Two years later, in March 2009, Pearce was head of prime minister Gordon Brown’s Number 10 policy unit. He had not forgotten Amelia and wondered to a colleague if the publication of raw data on bicycle accidents would help. Perhaps someone might then build a website that would help cyclists stay safe?
The first dataset was put up on 10 March. Events then moved quickly. The file was promptly translated by helpful web users who came across it online, making it compatible with mapping applications.
A day later, a developer emailed to say that he had “mashed up” the data on Google Maps. (Mashing means the mixing together of two or more sets of data.) The resulting website allowed anyone to look up a journey and instantly see any accident spots along the way.
Within 48 hours, the data had been turned from a pile of figures into a resource that could save lives and that could help people to pressure government to deal with black spots.
Now, imagine if the government had produced a bicycle accident website in the conventional way.
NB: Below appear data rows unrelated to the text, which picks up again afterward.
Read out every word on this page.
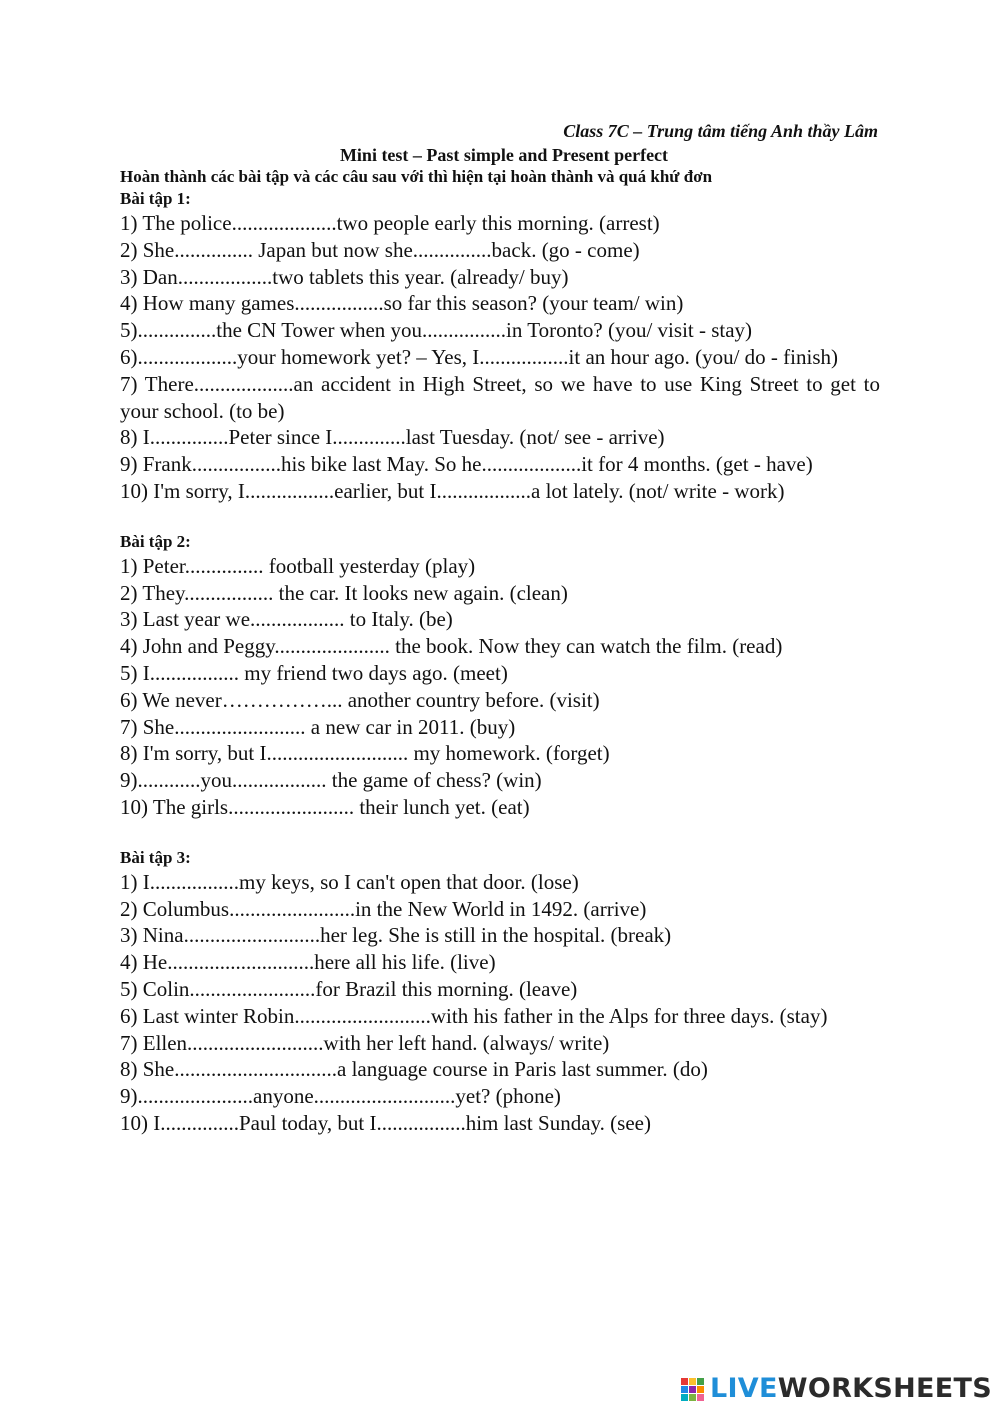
Class 7C – Trung tâm tiếng Anh thầy Lâm
Mini test – Past simple and Present perfect
Hoàn thành các bài tập và các câu sau với thì hiện tại hoàn thành và quá khứ đơn
Bài tập 1:
1) The police....................two people early this morning. (arrest)
2) She............... Japan but now she...............back. (go - come)
3) Dan..................two tablets this year. (already/ buy)
4) How many games.................so far this season? (your team/ win)
5)...............the CN Tower when you................in Toronto? (you/ visit - stay)
6)...................your homework yet? – Yes, I.................it an hour ago. (you/ do - finish)
7) There...................an accident in High Street, so we have to use King Street to get to your school. (to be)
8) I...............Peter since I..............last Tuesday. (not/ see - arrive)
9) Frank.................his bike last May. So he...................it for 4 months. (get - have)
10) I'm sorry, I.................earlier, but I..................a lot lately. (not/ write - work)
Bài tập 2:
1) Peter............... football yesterday (play)
2) They................. the car. It looks new again. (clean)
3) Last year we.................. to Italy. (be)
4) John and Peggy...................... the book. Now they can watch the film. (read)
5) I................. my friend two days ago. (meet)
6) We never……………... another country before. (visit)
7) She......................... a new car in 2011. (buy)
8) I'm sorry, but I........................... my homework. (forget)
9)............you.................. the game of chess? (win)
10) The girls........................ their lunch yet. (eat)
Bài tập 3:
1) I.................my keys, so I can't open that door. (lose)
2) Columbus........................in the New World in 1492. (arrive)
3) Nina..........................her leg. She is still in the hospital. (break)
4) He............................here all his life. (live)
5) Colin........................for Brazil this morning. (leave)
6) Last winter Robin..........................with his father in the Alps for three days. (stay)
7) Ellen..........................with her left hand. (always/ write)
8) She...............................a language course in Paris last summer. (do)
9)......................anyone...........................yet? (phone)
10) I...............Paul today, but I.................him last Sunday. (see)
LIVEWORKSHEETS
Progress would have been glacial. The government would have drawn up requirements, put it out to tender and eventually gone for the lowest bidder. Instead, within two days, raw data had been transformed into a powerful public service.
Politicians, entrepreneurs, academics, even bureaucrats spend an awful lot of time these days lecturing each other about data. There is big data, personal data, open data, aggregate data and anonymised data. Each variety has issues: where does it originate? Who owns it? What it is worth?